The following content may contain affiliate links. When you click and shop the links, I receive a commission.
About This Recipe:
Experience the vibrant flavors of the season with this effortless and nutritious weeknight meal, featuring ingredients harvested straight from my garden. For the salad, I start by removing the stems from a bunch of kale and roughly chopping the leaves. Combined with cooked quinoa and halved cherry tomatoes, this kale salad forms a delightful base.
To dress the salad, using an immersion blender, I combine an egg with minced anchovy fillets, garlic, white wine vinegar, Dijon mustard, and extra virgin olive oil. A pinch of salt, pepper, and a touch of nutritional yeast bring the dressing to life, perfectly coating the kale and quinoa mixture.
For the main course, I place salmon fillets on a baking sheet, drizzle them with olive oil, and season with salt and pepper. After baking them in a preheated oven for 12-15 minutes, the salmon becomes tender and flakes easily with a fork. As the salmon cooks, I steam whole artichokes until their outer leaves soften, making them easily removable. Once slightly cooled, these artichokes can be served whole or halved, with the option of using the homemade dressing as a dipping sauce.
To serve, divide the kale salad onto plates, toss it with the dressing, and top with a baked salmon fillet. Accompany the dish with the steamed artichokes and additional dressing if desired. Enjoy the simplicity and freshness of these garden-inspired flavors in a meal that comes together effortlessly, making it an ideal choice for a satisfying weeknight dinner. Embrace the taste of the season on your plate tonight.
Watch Me Make This Recipe:
@carmeninthegarden Artichoke season is almost over 😭 but tomatoes are on the horizon. A kale “caesar” salad with salmon and steamed artichokes. #garden #gardentok #cooking ♬ original sound – Carmen in the Garden
Learn More About Growing the Ingredients in This Recipe:
Shop The Recipe:
How To Make This Recipe:Print
Fresh from the garden, a delightful weeknight meal awaits: Kale salad with baked salmon and steamed artichokes. Simple, nutritious, and bursting with flavor!
For the salad:
- 1 bunch kale, stems removed and roughly chopped
- 1 cup cooked quinoa
- 1 cup cherry tomatoes, halved
For the anchovy dressing:
- 3–4 anchovy fillets, minced
- 1 egg
- 2 cloves garlic, minced
- 2 tablespoons white wine vinegar
- 1 tablespoon Dijon mustard
- ¼ cup extra virgin olive oil
- Salt and pepper to taste
- 2 tablespoons nutritional yeast
For the salmon:
- 2 salmon fillets
- 1 tablespoon olive oil
- Salt and pepper to taste
For the steamed artichokes:
- 2 whole artichokes
- Water for steaming
- Preheat the oven to 375°F (190°C).
- Place the salmon fillets on a baking sheet lined with parchment paper. Drizzle olive oil over the salmon, then season with salt and pepper to taste.

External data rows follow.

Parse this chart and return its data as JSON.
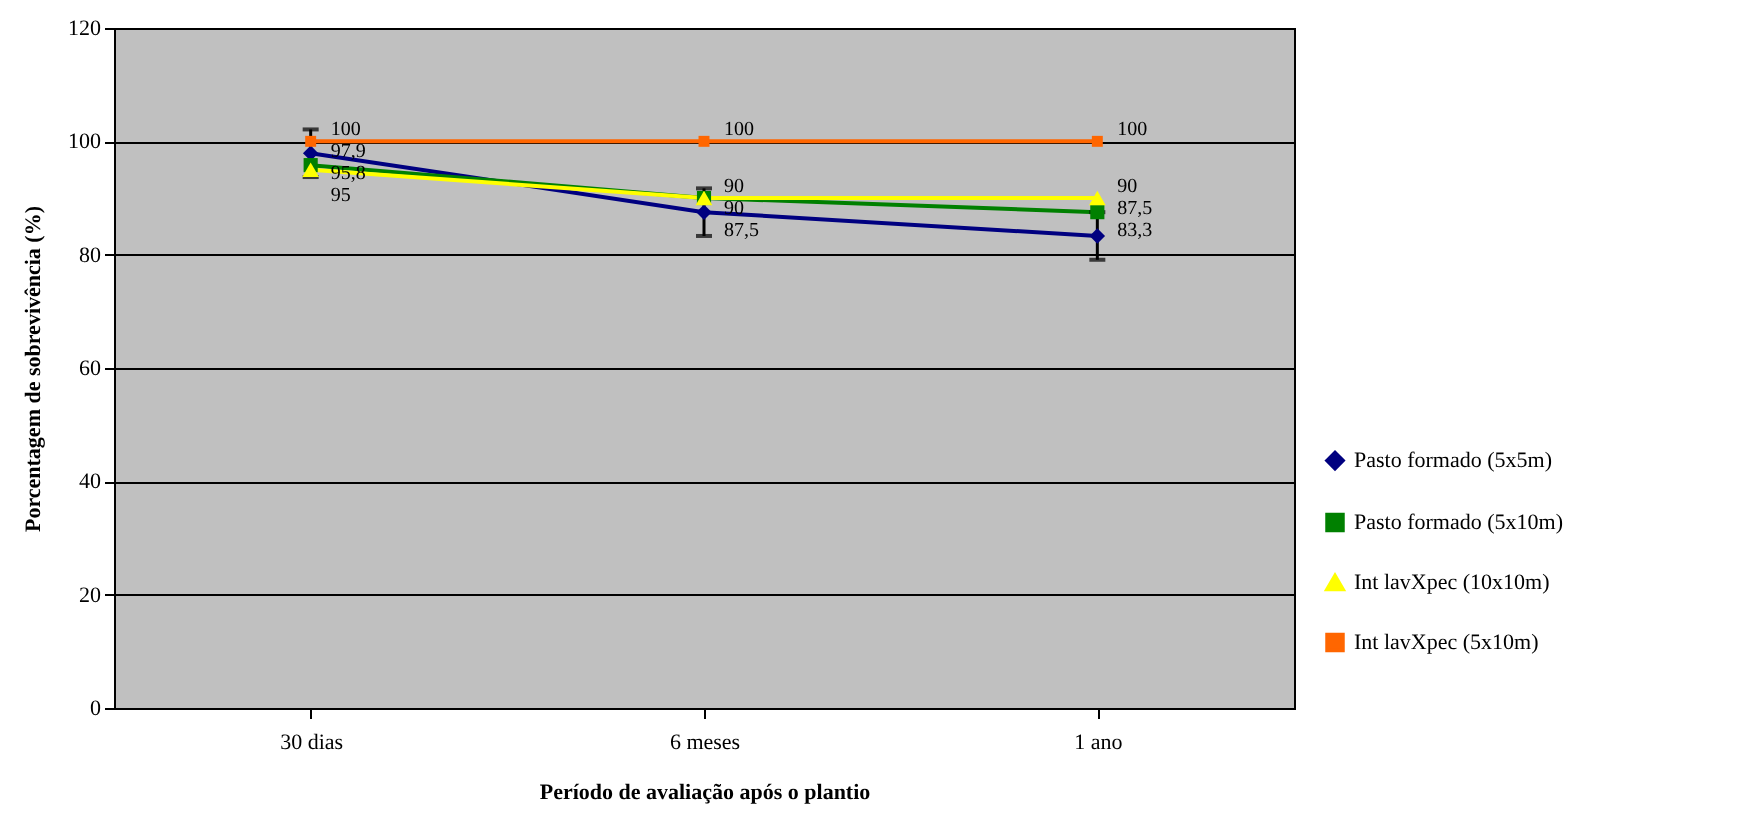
{
  "chart_data": {
    "type": "line",
    "xlabel": "Período de avaliação após o plantio",
    "ylabel": "Porcentagem de sobrevivência (%)",
    "categories": [
      "30 dias",
      "6 meses",
      "1 ano"
    ],
    "series": [
      {
        "name": "Pasto formado (5x5m)",
        "color": "#000080",
        "marker": "diamond",
        "values": [
          97.9,
          87.5,
          83.3
        ],
        "value_labels": [
          "97,9",
          "87,5",
          "83,3"
        ],
        "errors": [
          4.2,
          4.2,
          4.2
        ]
      },
      {
        "name": "Pasto formado (5x10m)",
        "color": "#008000",
        "marker": "square",
        "values": [
          95.8,
          90,
          87.5
        ],
        "value_labels": [
          "95,8",
          "90",
          "87,5"
        ]
      },
      {
        "name": "Int lavXpec (10x10m)",
        "color": "#ffff00",
        "marker": "triangle",
        "values": [
          95,
          90,
          90
        ],
        "value_labels": [
          "95",
          "90",
          "90"
        ]
      },
      {
        "name": "Int lavXpec (5x10m)",
        "color": "#ff6600",
        "marker": "square",
        "values": [
          100,
          100,
          100
        ],
        "value_labels": [
          "100",
          "100",
          "100"
        ]
      }
    ],
    "ylim": [
      0,
      120
    ],
    "yticks": [
      0,
      20,
      40,
      60,
      80,
      100,
      120
    ],
    "grid": "y",
    "legend": "right"
  }
}
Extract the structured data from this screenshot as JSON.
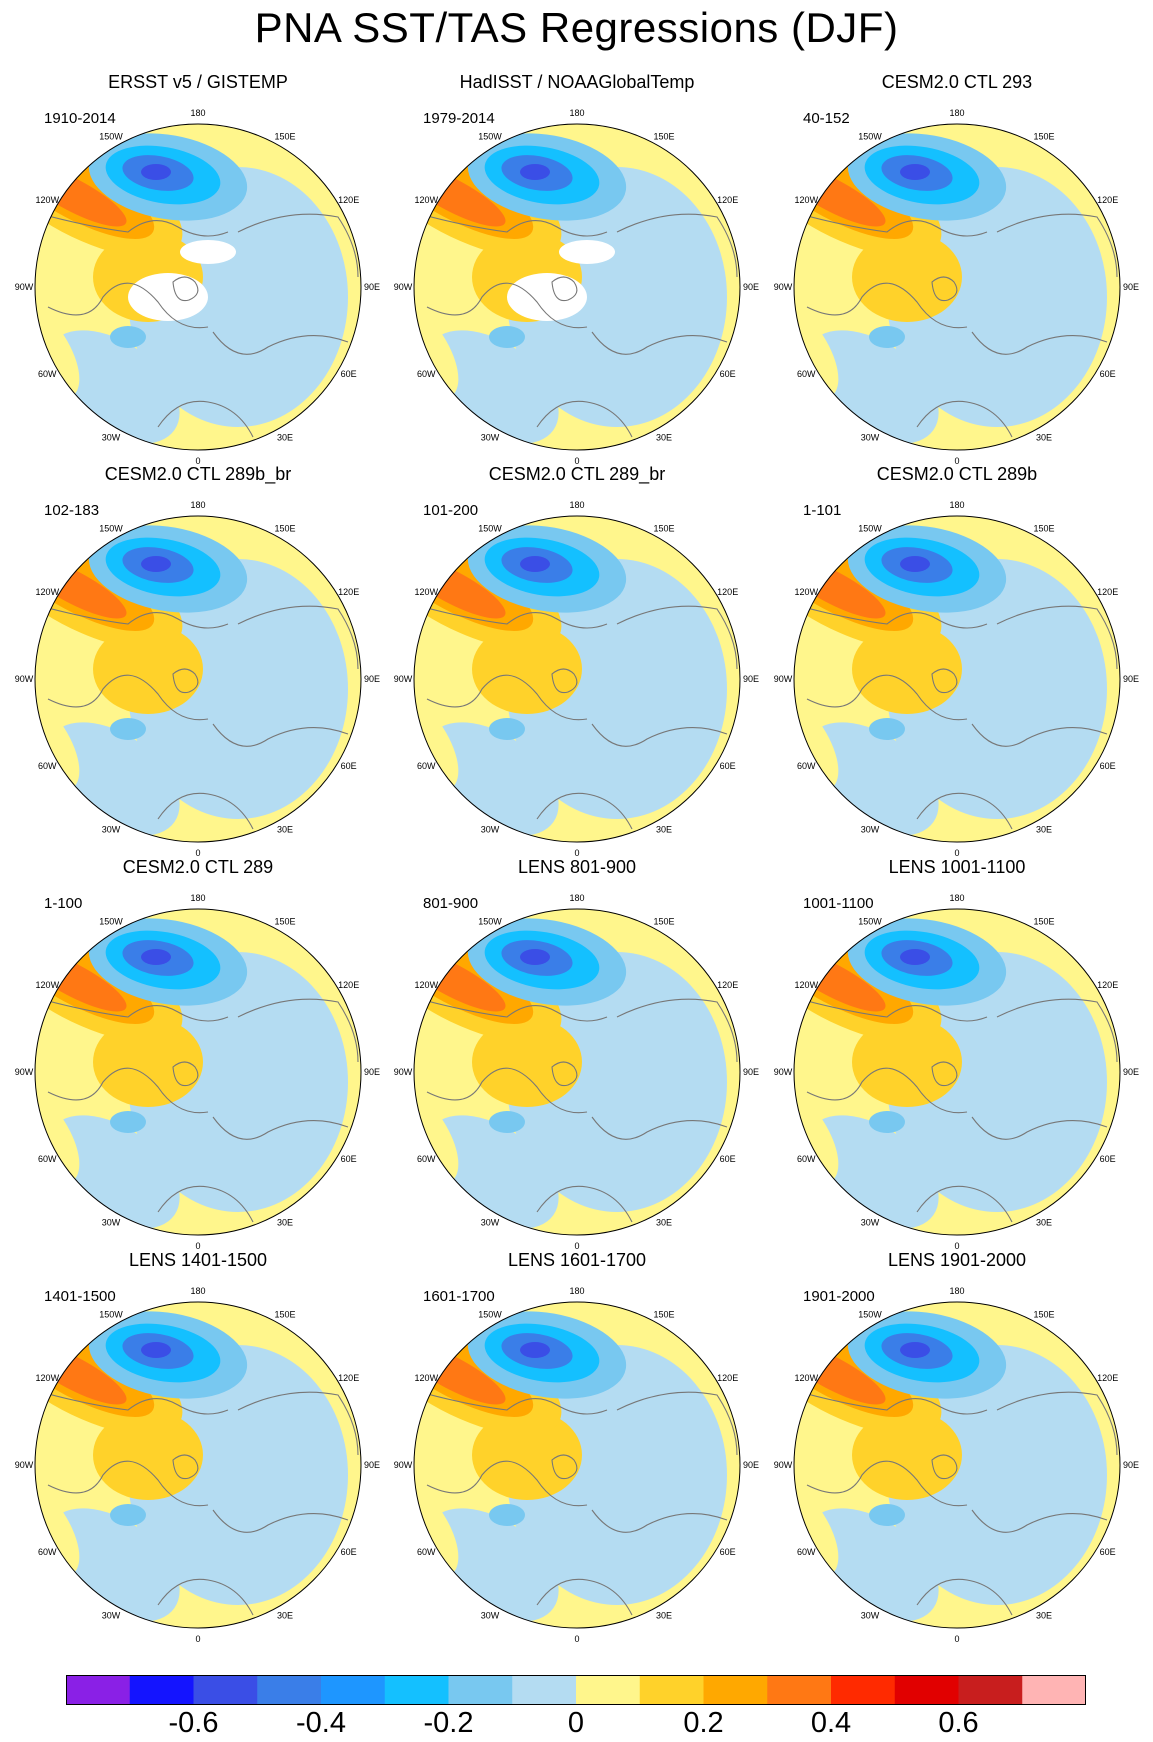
{
  "title": "PNA SST/TAS Regressions (DJF)",
  "lon_labels": [
    "180",
    "150E",
    "120E",
    "90E",
    "60E",
    "30E",
    "0",
    "30W",
    "60W",
    "90W",
    "120W",
    "150W"
  ],
  "panels": [
    {
      "title": "ERSST v5 / GISTEMP",
      "period": "1910-2014",
      "missing": true
    },
    {
      "title": "HadISST / NOAAGlobalTemp",
      "period": "1979-2014",
      "missing": true
    },
    {
      "title": "CESM2.0 CTL 293",
      "period": "40-152"
    },
    {
      "title": "CESM2.0 CTL 289b_br",
      "period": "102-183"
    },
    {
      "title": "CESM2.0 CTL 289_br",
      "period": "101-200"
    },
    {
      "title": "CESM2.0 CTL 289b",
      "period": "1-101"
    },
    {
      "title": "CESM2.0 CTL 289",
      "period": "1-100"
    },
    {
      "title": "LENS 801-900",
      "period": "801-900"
    },
    {
      "title": "LENS 1001-1100",
      "period": "1001-1100"
    },
    {
      "title": "LENS 1401-1500",
      "period": "1401-1500"
    },
    {
      "title": "LENS 1601-1700",
      "period": "1601-1700"
    },
    {
      "title": "LENS 1901-2000",
      "period": "1901-2000"
    }
  ],
  "chart_data": {
    "type": "heatmap",
    "projection": "north-polar-stereographic",
    "title": "PNA SST/TAS Regressions (DJF)",
    "colorbar": {
      "levels": [
        -0.7,
        -0.6,
        -0.5,
        -0.4,
        -0.3,
        -0.2,
        -0.1,
        0,
        0.1,
        0.2,
        0.3,
        0.4,
        0.5,
        0.6,
        0.7
      ],
      "colors": [
        "#8a20e6",
        "#1414ff",
        "#3a4ee6",
        "#3a7ee8",
        "#1e96ff",
        "#14c0ff",
        "#78c8f0",
        "#b4dcf2",
        "#fff68c",
        "#ffd22a",
        "#ffa800",
        "#ff7814",
        "#ff2a00",
        "#e10000",
        "#c81e1e",
        "#ffb4b4"
      ],
      "tick_labels": [
        "-0.6",
        "-0.4",
        "-0.2",
        "0",
        "0.2",
        "0.4",
        "0.6"
      ],
      "tick_values": [
        -0.6,
        -0.4,
        -0.2,
        0,
        0.2,
        0.4,
        0.6
      ]
    }
  }
}
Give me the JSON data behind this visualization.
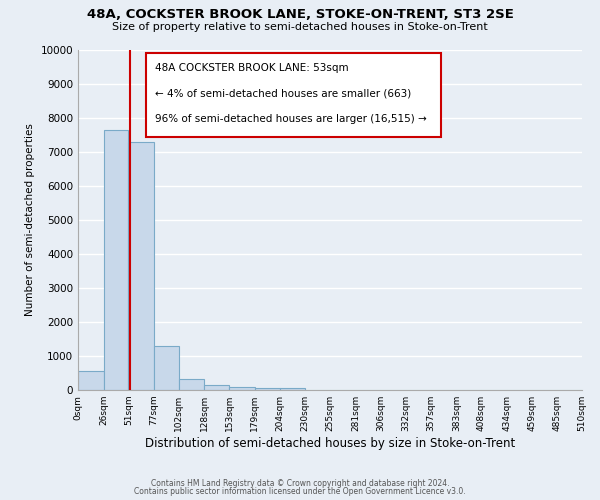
{
  "title": "48A, COCKSTER BROOK LANE, STOKE-ON-TRENT, ST3 2SE",
  "subtitle": "Size of property relative to semi-detached houses in Stoke-on-Trent",
  "xlabel": "Distribution of semi-detached houses by size in Stoke-on-Trent",
  "ylabel": "Number of semi-detached properties",
  "bin_edges": [
    0,
    26,
    51,
    77,
    102,
    128,
    153,
    179,
    204,
    230,
    255,
    281,
    306,
    332,
    357,
    383,
    408,
    434,
    459,
    485,
    510
  ],
  "bar_heights": [
    550,
    7650,
    7300,
    1300,
    330,
    150,
    100,
    65,
    50,
    0,
    0,
    0,
    0,
    0,
    0,
    0,
    0,
    0,
    0,
    0
  ],
  "bar_color": "#c8d8ea",
  "bar_edge_color": "#7aaac8",
  "background_color": "#e8eef5",
  "grid_color": "#ffffff",
  "property_line_x": 53,
  "property_line_color": "#cc0000",
  "annotation_box_color": "#cc0000",
  "annotation_title": "48A COCKSTER BROOK LANE: 53sqm",
  "annotation_line1": "← 4% of semi-detached houses are smaller (663)",
  "annotation_line2": "96% of semi-detached houses are larger (16,515) →",
  "ylim": [
    0,
    10000
  ],
  "yticks": [
    0,
    1000,
    2000,
    3000,
    4000,
    5000,
    6000,
    7000,
    8000,
    9000,
    10000
  ],
  "ytick_labels": [
    "0",
    "1000",
    "2000",
    "3000",
    "4000",
    "5000",
    "6000",
    "7000",
    "8000",
    "9000",
    "10000"
  ],
  "tick_labels": [
    "0sqm",
    "26sqm",
    "51sqm",
    "77sqm",
    "102sqm",
    "128sqm",
    "153sqm",
    "179sqm",
    "204sqm",
    "230sqm",
    "255sqm",
    "281sqm",
    "306sqm",
    "332sqm",
    "357sqm",
    "383sqm",
    "408sqm",
    "434sqm",
    "459sqm",
    "485sqm",
    "510sqm"
  ],
  "footer_line1": "Contains HM Land Registry data © Crown copyright and database right 2024.",
  "footer_line2": "Contains public sector information licensed under the Open Government Licence v3.0."
}
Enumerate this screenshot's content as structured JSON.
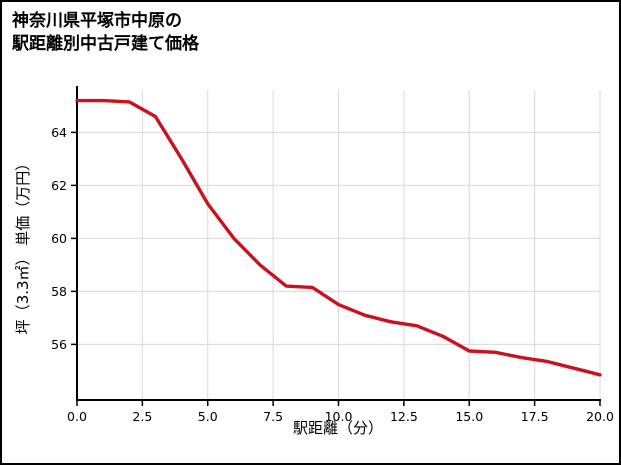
{
  "page": {
    "title_line1": "神奈川県平塚市中原の",
    "title_line2": "駅距離別中古戸建て価格"
  },
  "chart_data": {
    "type": "line",
    "title": "神奈川県平塚市中原の駅距離別中古戸建て価格",
    "xlabel": "駅距離（分）",
    "ylabel": "坪（3.3㎡） 単価（万円）",
    "x": [
      0,
      1,
      2,
      3,
      4,
      5,
      6,
      7,
      8,
      9,
      10,
      11,
      12,
      13,
      14,
      15,
      16,
      17,
      18,
      19,
      20
    ],
    "values": [
      65.2,
      65.2,
      65.15,
      64.6,
      63.0,
      61.3,
      60.0,
      59.0,
      58.2,
      58.15,
      57.5,
      57.1,
      56.85,
      56.7,
      56.3,
      55.75,
      55.7,
      55.5,
      55.35,
      55.1,
      54.85
    ],
    "xlim": [
      0,
      20
    ],
    "ylim": [
      53.9,
      65.6
    ],
    "xticks": [
      0,
      2.5,
      5,
      7.5,
      10,
      12.5,
      15,
      17.5,
      20
    ],
    "xtick_labels": [
      "0.0",
      "2.5",
      "5.0",
      "7.5",
      "10.0",
      "12.5",
      "15.0",
      "17.5",
      "20.0"
    ],
    "yticks": [
      56,
      58,
      60,
      62,
      64
    ],
    "ytick_labels": [
      "56",
      "58",
      "60",
      "62",
      "64"
    ],
    "line_color": "#c9121e",
    "grid": true,
    "grid_color": "#d9d9d9",
    "axis_color": "#000000",
    "legend": "none"
  }
}
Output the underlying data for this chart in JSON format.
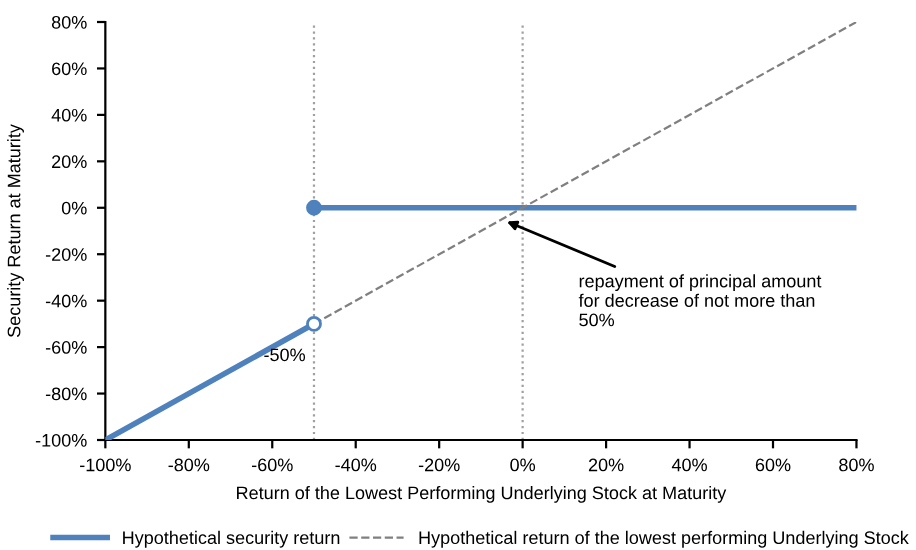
{
  "chart_data": {
    "type": "line",
    "xlabel": "Return of the Lowest Performing Underlying Stock at Maturity",
    "ylabel": "Security Return at Maturity",
    "series": [
      {
        "name": "Hypothetical security return",
        "color": "#4f81bd",
        "x": [
          -100,
          -50
        ],
        "values": [
          -100,
          -50
        ]
      },
      {
        "color": "#4f81bd",
        "x": [
          -50,
          80
        ],
        "values": [
          0,
          0
        ]
      },
      {
        "name": "Hypothetical return of the lowest performing Underlying Stock",
        "color": "#808080",
        "line_style": "dashed",
        "x": [
          -50,
          80
        ],
        "values": [
          -50,
          80
        ]
      },
      {
        "type": "scatter",
        "color": "#4f81bd",
        "colors": [
          "#ffffff",
          "#4f81bd"
        ],
        "x": [
          -50,
          -50
        ],
        "values": [
          -50,
          0
        ]
      }
    ],
    "xlim": [
      -100,
      80
    ],
    "ylim": [
      -100,
      80
    ],
    "xticks": [
      {
        "value": -100,
        "label": "-100%"
      },
      {
        "value": -80,
        "label": "-80%"
      },
      {
        "value": -60,
        "label": "-60%"
      },
      {
        "value": -40,
        "label": "-40%"
      },
      {
        "value": -20,
        "label": "-20%"
      },
      {
        "value": 0,
        "label": "0%"
      },
      {
        "value": 20,
        "label": "20%"
      },
      {
        "value": 40,
        "label": "40%"
      },
      {
        "value": 60,
        "label": "60%"
      },
      {
        "value": 80,
        "label": "80%"
      }
    ],
    "yticks": [
      {
        "value": -100,
        "label": "-100%"
      },
      {
        "value": -80,
        "label": "-80%"
      },
      {
        "value": -60,
        "label": "-60%"
      },
      {
        "value": -40,
        "label": "-40%"
      },
      {
        "value": -20,
        "label": "-20%"
      },
      {
        "value": 0,
        "label": "0%"
      },
      {
        "value": 20,
        "label": "20%"
      },
      {
        "value": 40,
        "label": "40%"
      },
      {
        "value": 60,
        "label": "60%"
      },
      {
        "value": 80,
        "label": "80%"
      }
    ],
    "ref_lines": [
      {
        "axis": "x",
        "value": -50,
        "label": "-50%",
        "color": "#a0a0a0",
        "line_style": "dotted"
      },
      {
        "axis": "x",
        "value": 0,
        "color": "#a0a0a0",
        "line_style": "dotted"
      }
    ],
    "annotations": [
      {
        "text": "repayment of principal amount\nfor decrease of not more than\n50%",
        "x": -5,
        "y": -5
      }
    ],
    "grid": false,
    "legend": "bottom"
  }
}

- Bake the salmon in the preheated oven for about 12-15 minutes, or until it flakes easily with a fork and is cooked to your desired level of doneness. Remove from the oven and let it cool slightly.
- In a large mixing bowl, combine the sliced kale, cooked quinoa, cherry tomatoes, chopped parsley, and chopped red onion.
- In a separate small bowl, whisk together the minced anchovies, minced garlic, lemon juice, Dijon mustard, and olive oil until well combined. Season with salt and pepper to taste.
- Pour the anchovy dressing over the kale salad mixture and toss well to ensure the dressing coats all the ingredients evenly.
- Prepare the steamed artichokes by trimming the stems and removing any tough outer leaves. Place the artichokes in a steamer basket or a large pot with a steamer insert. Add water to the pot, cover, and steam the artichokes for about 25-35 minutes, or until the outer leaves can be easily pulled off.
- While the artichokes are steaming, prepare the “caesar” dressing. In a tall container or a jar, combine the egg yolk, minced garlic, Dijon mustard, olive oil, lemon juice, salt, pepper and anchovies. Place an immersion blender in the container, ensuring that the blades reach the bottom. Blend on high speed while slowly lifting the blender until the dressing emulsifies and thickens. Adjust the seasonings to taste. Lightly stir in the nutritional yeast.
- Once the artichokes are steamed, remove them from the pot and let them cool slightly. Serve them whole or cut in half, and provide the homemade dressing as a dipping sauce.
- To serve, divide the salad onto plates and toss with dressing. Place a baked salmon fillet on top of each salad portion.
- Serve the salmon and salad alongside the steamed artichokes and leftover dressing.